Vu les écritures notifiées par voie électronique le 11 avril 2019, suivant lesquelles la SARL SAMFI SERVICES demande à la cour de :
' Infirmer le jugement entrepris en ce qu’il a :


- Dit que le licenciement de M. F G est abusif et dépourvu de cause réelle et sérieuse,


- Condamné la SARL SAMFI SERVICES à verser à M. F G les sommes suivantes :


- 36.114, 47 € à titre d’indemnité conventionnelle de licenciement,


- 42.000 € à titre de dommages-intérêts pour licenciement abusif,


- 1.000 € au titre de l’article 700 du code de procédure civile,


- Condamné la SARL SAMFI SERVICES aux dépens,

' Débouter en conséquence M. F G de l’intégralité de ses réclamations salariales et indemnitaires,

A titre subsidiaire,

' Réduire à de plus justes proportions le montant de dommages-intérêts alloués sur le fondement de l’article L.1235-5 du code du travail,

' Condamner M. F G à verser à la SARL SAMFI SERVICES une indemnité d’un montant de 3.000 € sur le fondement de l’article 700 du code de procédure civile, ainsi qu’aux entiers dépens de l’instance.


Vu les écritures notifiées par voie électronique le 9 septembre 2021, suivant lesquelles M. F G demande à la cour de :

' Déclarer la SARL SAMFI SERVICES non fondée en son appel et en ses contestations et demandes, l’en débouter,

' Confirmer le jugement entrepris sauf en ce qui concerne l’article 700 du code de procédure civile,

' Infirmer le jugement entrepris au titre de l’article 700 du code de procédure civile et condamner la SARL SAMFI SERVICES à payer à M. F G la somme de 4.000 €, en application de l’article 700 du code de procédure civile, pour la première instance et 4.000 € en cause d’appel,

' Condamner la même aux entiers dépens d’appel, avec application de l’article 699 du code de procédure civile.


La clôture de la procédure a été prononcée par ordonnance du 30 septembre 2021.

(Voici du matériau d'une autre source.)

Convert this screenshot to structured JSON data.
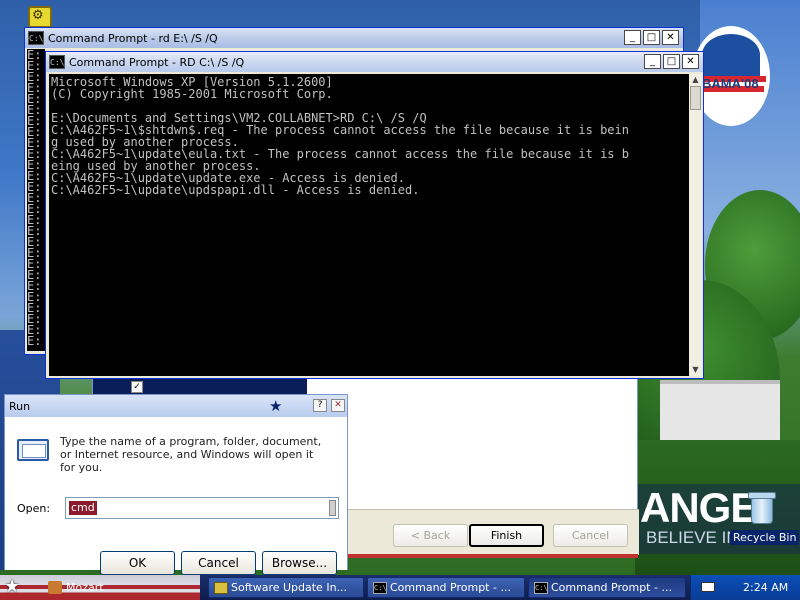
{
  "desktop": {
    "recycle_bin_label": "Recycle Bin",
    "wallpaper_change_text": "ANGE",
    "wallpaper_believe_text": "BELIEVE IN",
    "wallpaper_logo_text": "BAMA'08"
  },
  "back_console": {
    "title": "Command Prompt - rd E:\\ /S /Q",
    "icon_text": "C:\\",
    "lines": [
      "E:",
      "E:",
      "E:",
      "E:",
      "E:",
      "E:",
      "E:",
      "E:",
      "E:",
      "E:",
      "E:",
      "E:",
      "E:",
      "E:",
      "E:",
      "E:",
      "E:",
      "E:",
      "E:",
      "E:",
      "E:",
      "E:",
      "E:",
      "E:",
      "E:",
      "E:",
      "E:"
    ],
    "min_glyph": "_",
    "max_glyph": "□",
    "close_glyph": "✕"
  },
  "front_console": {
    "title": "Command Prompt - RD C:\\ /S /Q",
    "icon_text": "C:\\",
    "text": "Microsoft Windows XP [Version 5.1.2600]\n(C) Copyright 1985-2001 Microsoft Corp.\n\nE:\\Documents and Settings\\VM2.COLLABNET>RD C:\\ /S /Q\nC:\\A462F5~1\\$shtdwn$.req - The process cannot access the file because it is bein\ng used by another process.\nC:\\A462F5~1\\update\\eula.txt - The process cannot access the file because it is b\neing used by another process.\nC:\\A462F5~1\\update\\update.exe - Access is denied.\nC:\\A462F5~1\\update\\updspapi.dll - Access is denied.",
    "min_glyph": "_",
    "max_glyph": "□",
    "close_glyph": "✕",
    "scroll_up": "▲",
    "scroll_down": "▼"
  },
  "wizard": {
    "check_glyph": "✓",
    "back_label": "< Back",
    "finish_label": "Finish",
    "cancel_label": "Cancel"
  },
  "run_dialog": {
    "title": "Run",
    "help_glyph": "?",
    "close_glyph": "✕",
    "star_glyph": "★",
    "description": "Type the name of a program, folder, document, or Internet resource, and Windows will open it for you.",
    "open_label": "Open:",
    "open_value": "cmd",
    "ok_label": "OK",
    "cancel_label": "Cancel",
    "browse_label": "Browse..."
  },
  "taskbar": {
    "start_glyph": "★",
    "items": [
      {
        "label": "Mozart"
      },
      {
        "label": "Software Update In..."
      },
      {
        "label": "Command Prompt - ..."
      },
      {
        "label": "Command Prompt - ..."
      }
    ],
    "clock": "2:24 AM"
  },
  "colors": {
    "console_bg": "#000000",
    "console_fg": "#c0c0c0",
    "selection": "#8b1a2a",
    "taskbar": "#1b2f6a"
  }
}
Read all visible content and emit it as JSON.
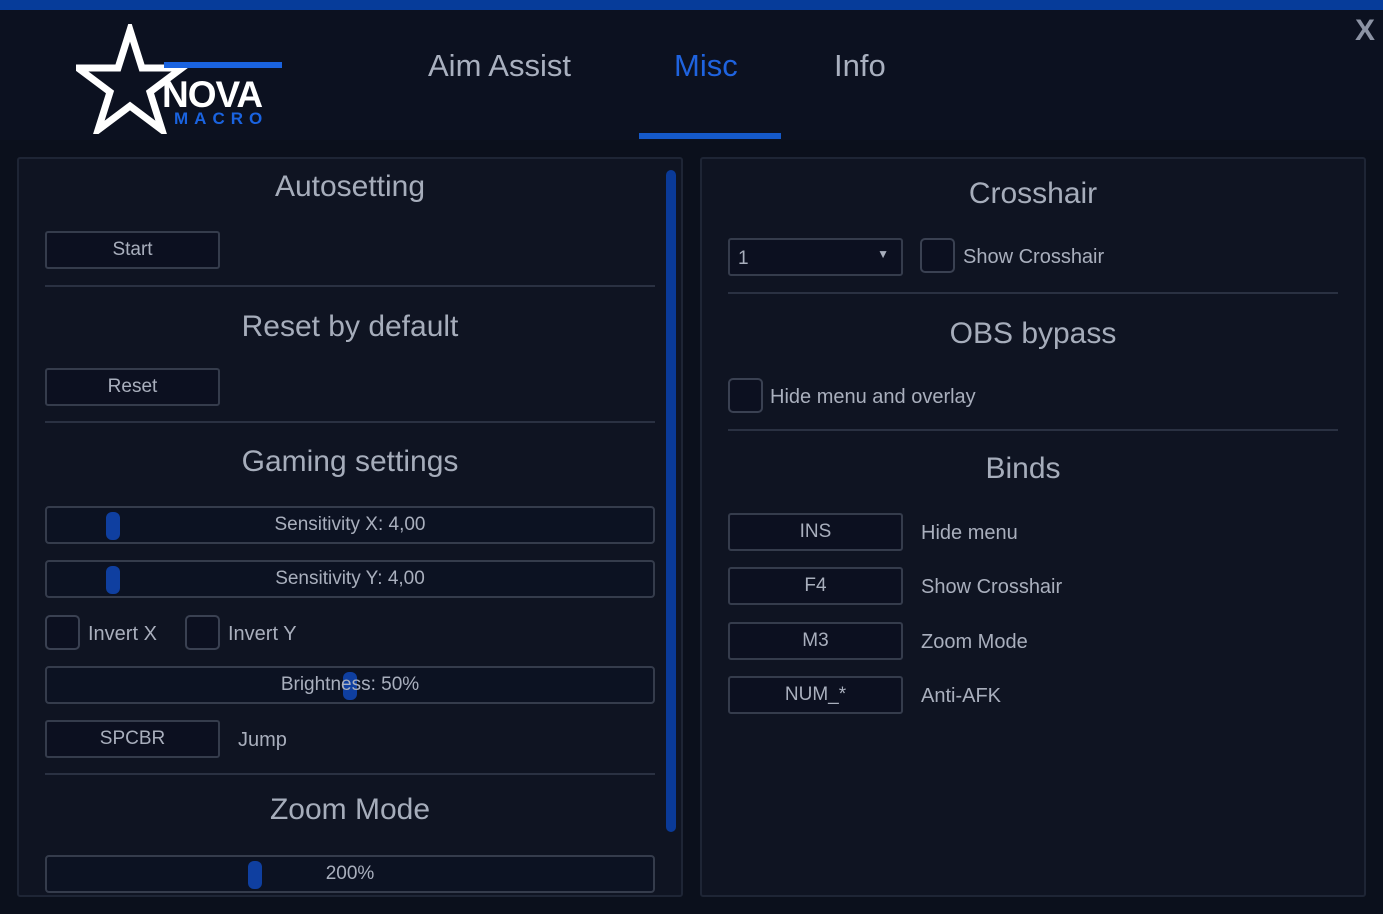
{
  "window": {
    "close_label": "X"
  },
  "logo": {
    "word": "NOVA",
    "sub": "MACRO"
  },
  "tabs": [
    {
      "label": "Aim Assist",
      "active": false
    },
    {
      "label": "Misc",
      "active": true
    },
    {
      "label": "Info",
      "active": false
    }
  ],
  "left": {
    "autosetting": {
      "title": "Autosetting",
      "start_label": "Start"
    },
    "reset": {
      "title": "Reset by default",
      "reset_label": "Reset"
    },
    "gaming": {
      "title": "Gaming settings",
      "sens_x": {
        "label": "Sensitivity X: 4,00",
        "fraction": 0.1
      },
      "sens_y": {
        "label": "Sensitivity Y: 4,00",
        "fraction": 0.1
      },
      "invert_x": {
        "label": "Invert X",
        "checked": false
      },
      "invert_y": {
        "label": "Invert Y",
        "checked": false
      },
      "brightness": {
        "label": "Brightness: 50%",
        "fraction": 0.5
      },
      "jump_key": "SPCBR",
      "jump_label": "Jump"
    },
    "zoom": {
      "title": "Zoom Mode",
      "label": "200%",
      "fraction": 0.34
    }
  },
  "right": {
    "crosshair": {
      "title": "Crosshair",
      "select_value": "1",
      "show_label": "Show Crosshair",
      "show_checked": false
    },
    "obs": {
      "title": "OBS bypass",
      "hide_label": "Hide menu and overlay",
      "hide_checked": false
    },
    "binds": {
      "title": "Binds",
      "items": [
        {
          "key": "INS",
          "action": "Hide menu"
        },
        {
          "key": "F4",
          "action": "Show Crosshair"
        },
        {
          "key": "M3",
          "action": "Zoom Mode"
        },
        {
          "key": "NUM_*",
          "action": "Anti-AFK"
        }
      ]
    }
  },
  "colors": {
    "accent": "#1f63df",
    "background": "#0b101c",
    "panel": "#0f1422"
  }
}
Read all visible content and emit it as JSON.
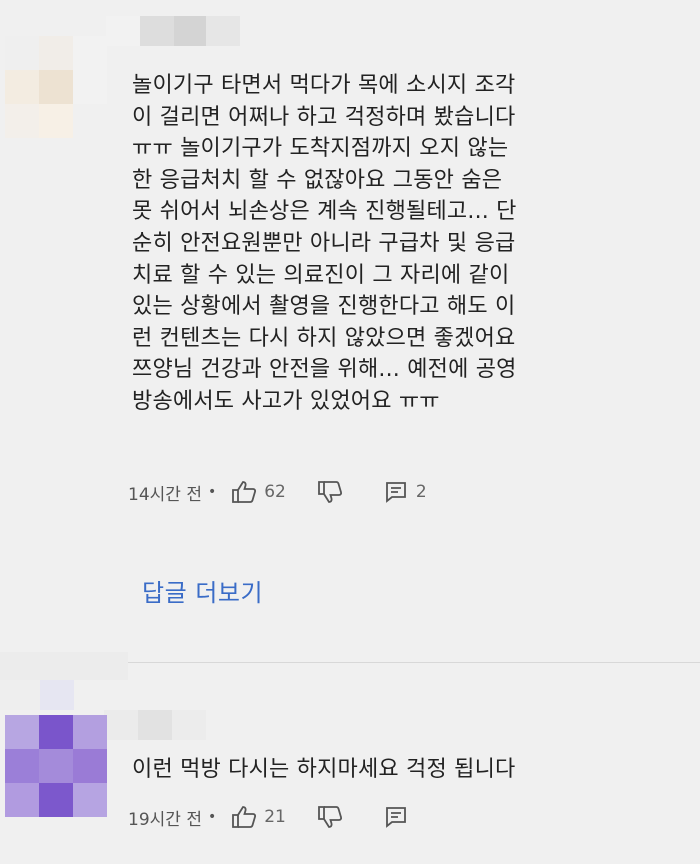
{
  "comments": [
    {
      "text_lines": [
        "놀이기구 타면서 먹다가 목에 소시지 조각",
        "이 걸리면 어쩌나 하고 걱정하며 봤습니다",
        "ㅠㅠ 놀이기구가 도착지점까지 오지 않는",
        "한 응급처치 할 수 없잖아요 그동안 숨은",
        "못 쉬어서 뇌손상은 계속 진행될테고... 단",
        "순히 안전요원뿐만 아니라 구급차 및 응급",
        "치료 할 수 있는 의료진이 그 자리에 같이",
        "있는 상황에서 촬영을 진행한다고 해도 이",
        "런 컨텐츠는 다시 하지 않았으면 좋겠어요",
        "쯔양님 건강과 안전을 위해... 예전에 공영",
        "방송에서도 사고가 있었어요 ㅠㅠ"
      ],
      "time": "14시간 전",
      "separator": "•",
      "likes": "62",
      "replies": "2",
      "icons": {
        "like": "thumbs-up-icon",
        "dislike": "thumbs-down-icon",
        "reply": "reply-icon"
      }
    },
    {
      "text_lines": [
        "이런 먹방 다시는 하지마세요 걱정 됩니다"
      ],
      "time": "19시간 전",
      "separator": "•",
      "likes": "21",
      "replies": "",
      "icons": {
        "like": "thumbs-up-icon",
        "dislike": "thumbs-down-icon",
        "reply": "reply-icon"
      }
    }
  ],
  "more_replies_label": "답글 더보기",
  "colors": {
    "background": "#f0f0f0",
    "text": "#222222",
    "meta": "#555555",
    "link": "#3a6cc7",
    "avatar1": [
      "#efefef",
      "#f1ede8",
      "#f2f2f2",
      "#f3ece1",
      "#ede2d2",
      "#f2f2f2",
      "#f3efea",
      "#f7f0e6",
      "#f0f0f0"
    ],
    "avatar2": [
      "#b7a6e2",
      "#7a55cb",
      "#b39fe0",
      "#9b7fd8",
      "#a48bda",
      "#9a7bd6",
      "#b19be0",
      "#7c58cc",
      "#b6a4e2"
    ],
    "blur_gray": [
      "#f3f3f3",
      "#e0e0e0",
      "#d2d2d2",
      "#e7e7e7"
    ]
  }
}
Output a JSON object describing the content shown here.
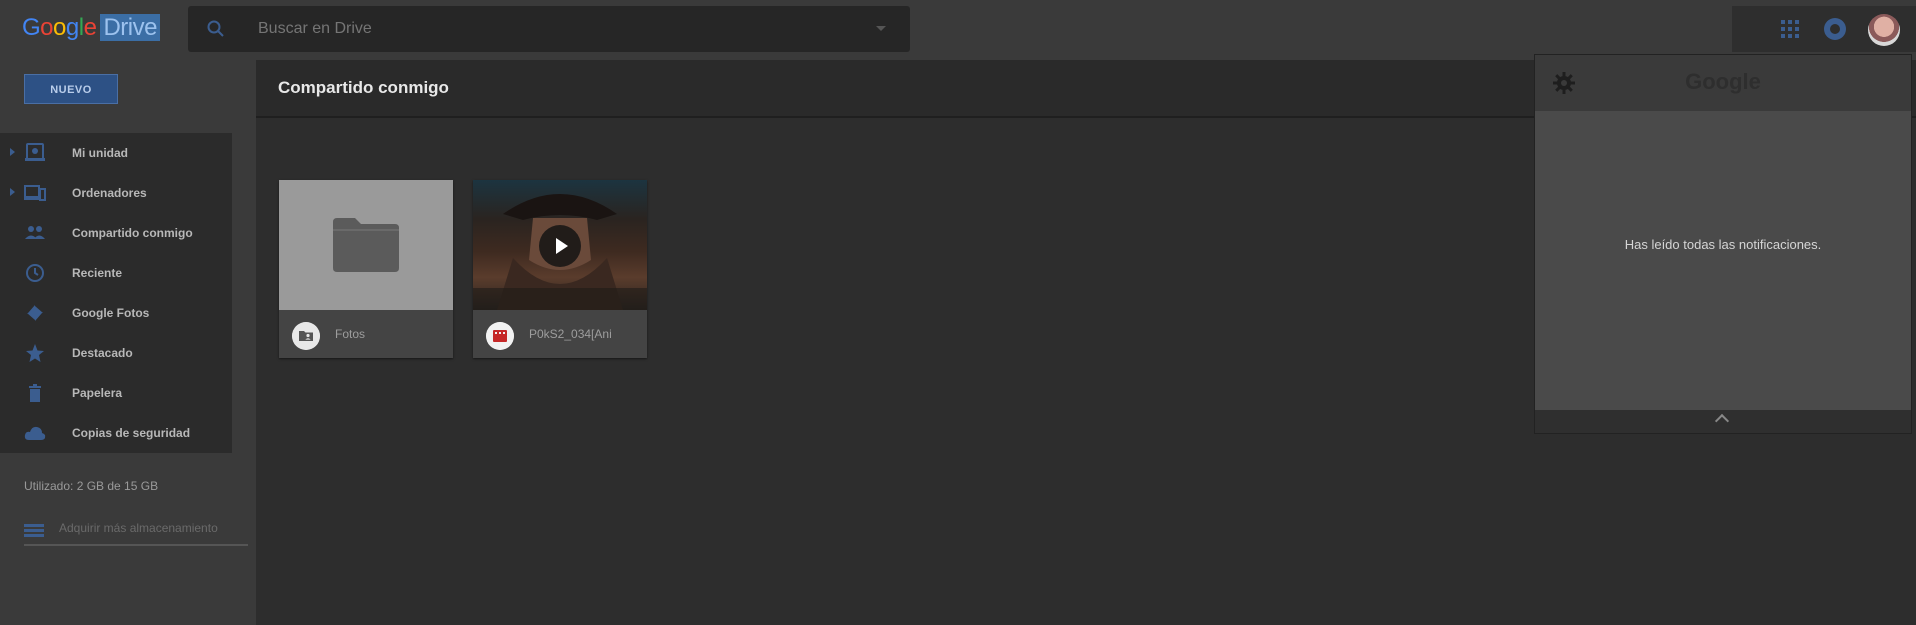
{
  "header": {
    "logo_google": [
      "G",
      "o",
      "o",
      "g",
      "l",
      "e"
    ],
    "logo_product": "Drive",
    "search_placeholder": "Buscar en Drive"
  },
  "sidebar": {
    "new_button": "NUEVO",
    "items": [
      {
        "label": "Mi unidad",
        "icon": "drive-icon",
        "expandable": true
      },
      {
        "label": "Ordenadores",
        "icon": "computers-icon",
        "expandable": true
      },
      {
        "label": "Compartido conmigo",
        "icon": "shared-icon",
        "expandable": false
      },
      {
        "label": "Reciente",
        "icon": "clock-icon",
        "expandable": false
      },
      {
        "label": "Google Fotos",
        "icon": "photos-icon",
        "expandable": false
      },
      {
        "label": "Destacado",
        "icon": "star-icon",
        "expandable": false
      },
      {
        "label": "Papelera",
        "icon": "trash-icon",
        "expandable": false
      },
      {
        "label": "Copias de seguridad",
        "icon": "cloud-icon",
        "expandable": false
      }
    ],
    "storage": "Utilizado: 2 GB de 15 GB",
    "buy_storage": "Adquirir más almacenamiento"
  },
  "main": {
    "title": "Compartido conmigo",
    "files": [
      {
        "name": "Fotos",
        "type": "shared-folder"
      },
      {
        "name": "P0kS2_034[Ani",
        "type": "video"
      }
    ]
  },
  "notifications": {
    "brand": "Google",
    "message": "Has leído todas las notificaciones."
  },
  "colors": {
    "accent": "#3b5d8f",
    "background": "#2d2d2d",
    "sidebar": "#3a3a3a"
  }
}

Pour un plus ample exposé des moyens et prétentions des parties la cour, conformément à l’article 455 du code de procédure civile, renvoie aux conclusions notifiées via le RPVA.

MOTIFS DE LA DÉCISION

Sur le bien-fondé du licenciement :


Pour infirmation et débouté du salarié, la SARL SAMFI SERVICES soutient que le licenciement de M. G est bien fondé sur une cause réelle et sérieuse et ne présente aucun caractère abusif, qu’il lui est reproché de nombreux griefs mettant en évidence :
- son insubordination et les manquements à ses obligations de management,


- le non-respect par M. F G des objectifs et du budget alloué,

qu’à l’évidence, il a refusé de se conformer à la politique commerciale et de management de son nouvel employeur, préférant ne pas se remettre en cause, s’abstenant de remonter les éléments concernant la gestion de son personnel, de respecter les procédures concernant le paiement des loyers d’emplacement notamment en juillet 2016, sous couvert d’excuses inopérantes.


La SARL SAMFI SERVICES ajoute que le retard de paiement ayant perduré jusqu’en septembre 2016, la prescription des faits ne peut lui être opposée, qu’il en est de même pour la mise à jour de la base AFFIXE dont il avait connaissance, qu’il s’est affranchi de l’interdiction de faire intervenir M. X en dépit des rappels et de la procédure pour les demandes d’interventions ou de congés, qu’il n’a pas atteint les objectifs fixés pourtant accessibles, que sa responsabilité est entière concernant les mauvais résultats de l’agence de Nantes, compte tenu de l’autonomie dont il disposait, sans pouvoir se retrancher derrière l’impact du changement de réglementation, ainsi que concernant le dépassement du budget fixé.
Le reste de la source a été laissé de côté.